L'industrie automobile a beaucoup souffert de la pandémie de Corona et de ses conséquences en 2020.

Exactement 236 828 voitures neuves auront été immatriculées en Suisse et au Liechtenstein en 2020, contre 311 466 en 2019, soit un recul de 24%. Il faut remonter au choc pétrolier du milieu des années 1970 pour obtenir un score encore plus médiocre. Et encore, cela aurait pu être pire. Vers le milieu d’exercice (début mai 2020), l’effondrement cumulé du marché avait déjà atteint -35,6% et rien n’augurait une embellie. Dans ce marasme, seules les ventes de véhicules hybrides progressent avec un taux passant de 13,1% en 2019 à 28,2% dont 14,3% de véhicules hybrides rechargeables (PHEV), soit 33 933 nouvelles immatriculations.
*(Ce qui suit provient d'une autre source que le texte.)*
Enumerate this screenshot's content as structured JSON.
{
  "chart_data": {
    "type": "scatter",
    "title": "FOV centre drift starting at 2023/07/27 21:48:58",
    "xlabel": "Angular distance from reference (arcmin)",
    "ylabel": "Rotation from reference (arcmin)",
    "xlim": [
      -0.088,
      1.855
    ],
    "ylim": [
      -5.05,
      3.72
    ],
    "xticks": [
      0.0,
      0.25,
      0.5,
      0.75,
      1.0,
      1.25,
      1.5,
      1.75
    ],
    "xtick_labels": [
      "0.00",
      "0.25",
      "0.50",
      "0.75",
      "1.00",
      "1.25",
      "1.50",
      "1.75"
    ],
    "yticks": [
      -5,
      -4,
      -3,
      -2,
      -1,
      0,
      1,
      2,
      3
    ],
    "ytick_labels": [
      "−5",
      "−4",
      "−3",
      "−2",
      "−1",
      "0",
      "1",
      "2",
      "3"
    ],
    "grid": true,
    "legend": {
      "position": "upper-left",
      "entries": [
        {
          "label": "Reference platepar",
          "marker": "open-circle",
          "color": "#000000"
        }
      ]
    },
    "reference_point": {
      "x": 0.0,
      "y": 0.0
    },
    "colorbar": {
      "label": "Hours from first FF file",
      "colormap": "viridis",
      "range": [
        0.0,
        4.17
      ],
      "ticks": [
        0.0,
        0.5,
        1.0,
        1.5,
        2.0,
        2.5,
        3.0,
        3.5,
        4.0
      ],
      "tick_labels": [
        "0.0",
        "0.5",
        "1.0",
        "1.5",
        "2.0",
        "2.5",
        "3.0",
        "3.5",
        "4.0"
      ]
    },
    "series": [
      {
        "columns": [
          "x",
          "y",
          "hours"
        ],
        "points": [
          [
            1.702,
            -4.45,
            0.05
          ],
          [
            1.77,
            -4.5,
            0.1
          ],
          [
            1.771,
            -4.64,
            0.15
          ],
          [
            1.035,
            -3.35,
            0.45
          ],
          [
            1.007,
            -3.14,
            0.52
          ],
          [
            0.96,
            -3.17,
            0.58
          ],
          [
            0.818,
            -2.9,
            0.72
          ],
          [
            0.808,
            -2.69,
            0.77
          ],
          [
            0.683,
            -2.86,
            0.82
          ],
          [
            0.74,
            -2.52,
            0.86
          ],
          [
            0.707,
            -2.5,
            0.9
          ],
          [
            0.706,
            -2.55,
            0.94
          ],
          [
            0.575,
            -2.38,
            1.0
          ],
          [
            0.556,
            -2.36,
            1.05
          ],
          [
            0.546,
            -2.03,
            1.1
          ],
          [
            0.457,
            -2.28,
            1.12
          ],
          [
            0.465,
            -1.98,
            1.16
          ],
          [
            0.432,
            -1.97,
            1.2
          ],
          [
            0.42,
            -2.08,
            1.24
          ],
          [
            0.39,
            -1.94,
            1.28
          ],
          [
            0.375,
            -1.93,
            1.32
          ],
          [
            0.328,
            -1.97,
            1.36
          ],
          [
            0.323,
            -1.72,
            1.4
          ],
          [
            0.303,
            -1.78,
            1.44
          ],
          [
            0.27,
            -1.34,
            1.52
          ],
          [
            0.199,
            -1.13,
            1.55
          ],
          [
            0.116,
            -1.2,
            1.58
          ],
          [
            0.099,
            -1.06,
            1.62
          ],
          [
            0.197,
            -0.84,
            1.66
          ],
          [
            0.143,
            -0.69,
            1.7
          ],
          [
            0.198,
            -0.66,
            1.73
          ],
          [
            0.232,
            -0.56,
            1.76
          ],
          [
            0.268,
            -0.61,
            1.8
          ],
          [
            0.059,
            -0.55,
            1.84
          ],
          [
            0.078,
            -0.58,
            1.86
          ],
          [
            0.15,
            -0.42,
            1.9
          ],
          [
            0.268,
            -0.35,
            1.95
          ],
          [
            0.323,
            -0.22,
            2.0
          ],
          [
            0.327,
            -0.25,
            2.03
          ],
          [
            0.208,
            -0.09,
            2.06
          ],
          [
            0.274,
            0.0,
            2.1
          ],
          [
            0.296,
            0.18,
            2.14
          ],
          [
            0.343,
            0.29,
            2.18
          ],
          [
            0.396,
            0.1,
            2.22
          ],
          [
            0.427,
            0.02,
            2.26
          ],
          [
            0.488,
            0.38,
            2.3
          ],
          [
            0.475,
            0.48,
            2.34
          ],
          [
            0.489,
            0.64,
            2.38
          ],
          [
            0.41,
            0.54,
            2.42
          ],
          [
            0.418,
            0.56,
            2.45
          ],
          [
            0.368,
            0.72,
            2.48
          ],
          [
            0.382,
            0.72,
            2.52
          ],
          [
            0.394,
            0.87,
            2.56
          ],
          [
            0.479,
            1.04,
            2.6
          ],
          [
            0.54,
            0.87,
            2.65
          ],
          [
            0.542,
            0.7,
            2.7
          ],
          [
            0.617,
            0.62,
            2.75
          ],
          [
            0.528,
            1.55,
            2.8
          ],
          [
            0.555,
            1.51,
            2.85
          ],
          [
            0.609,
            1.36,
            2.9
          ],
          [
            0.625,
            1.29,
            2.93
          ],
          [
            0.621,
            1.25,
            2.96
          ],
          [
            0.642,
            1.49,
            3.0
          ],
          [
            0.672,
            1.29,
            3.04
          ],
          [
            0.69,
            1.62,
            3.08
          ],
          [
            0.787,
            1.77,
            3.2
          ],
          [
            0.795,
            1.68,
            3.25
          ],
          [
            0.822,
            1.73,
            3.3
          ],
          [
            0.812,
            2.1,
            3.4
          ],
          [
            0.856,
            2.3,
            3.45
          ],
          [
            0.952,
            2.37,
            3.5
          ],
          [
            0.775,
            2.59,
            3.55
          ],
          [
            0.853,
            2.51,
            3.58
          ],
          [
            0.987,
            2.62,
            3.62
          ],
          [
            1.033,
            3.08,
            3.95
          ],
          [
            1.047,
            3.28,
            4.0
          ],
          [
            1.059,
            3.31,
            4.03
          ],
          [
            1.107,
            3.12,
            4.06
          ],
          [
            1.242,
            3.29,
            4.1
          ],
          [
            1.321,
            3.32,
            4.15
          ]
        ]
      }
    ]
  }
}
A elle seule, cette dernière catégorie a connu une hausse de plus de 238%, passant de 4261 à 14 429 immatriculations. Au total, ce sont 66 687 véhicules neufs à propulsion alternative qui ont fait irruption sur les routes de Suisse en 2020. Le pourcentage de modèles électriques constitue désormais environ 8,2% des ventes (alors qu’il était de 4,2% en 2019), ce qui fait de la Suisse l’un des leaders en Europe.

Abstraction faite de la hausse de 7,3% du préparateur Alpina, toutes les marques ont perdu des plumes en 2020. Sauf que la dégringolade des ventes n’affecte de loin pas de façon égale les différents constructeurs. Si les stars du marché s’en sortent plutôt dignement (seulement -0,2% pour Mini, -0,3% pour Tesla ou -1,3 pour Porsche) ou limitent la casse (Volvo fait -4,8%, DS -3,8% et Renault -5,5%), d’autres ne sont pas logés à la même enseigne. Opel, Honda et Subaru dévissent (respectivement -55% et environ -48% pour les deux japonais) et Ssangyong réalise carrément le grand plongeon (-98%, voir page 5). En ce qui concerne les parts de marché, la majorité des marques a légèrement perdu du terrain pendant la crise ou fait du surplace. A ce jeu-là, les gagnants sont au coude-à-coude. Mercedes-Benz est repassée devant BMW, et Renault occupe la troisième marche du podium. Dans un mouchoir de poche, ces trois marques gagnent chacune environ 1% de parts de marché. «Le défi a été énorme, mais nos distributeurs ont réagi de manière remarquable face à cette situation hors norme,» commente Marc Langenbrink, CEO de Mercedes-Benz Suisse. Ce dernier souligne un détail particulièrement intrigant: «En moyenne, le prix de vente de nos autos a été supérieur d’environ 10 000 francs à ce qu’il était avant la crise sanitaire du coronavirus.» L’un des effets positifs de cette dramatique pandémie est que l’on soit tenté de lutter contre la sinistrose ambiante à grands coups de dépenses «plaisir». Ce n’est d’ailleurs pas le fait du hasard si les ventes de Porsche ou BMW se maintiennent aussi remarquablement… Ce ne serait toutefois pas le seul facteur de cette santé de fer: «Nous sommes très fiers de ce résultat que nous devons à l’engagement sans bornes de nos partenaires distributeurs, fournisseurs et collaborateurs», nous confie Paul de Courtois, CEO de BMW Suisse. «En 2020, nous avons plus que multiplié par deux nos ventes de voitures électriques par rapport à 2019. Je considère cela aussi comme un immense succès.»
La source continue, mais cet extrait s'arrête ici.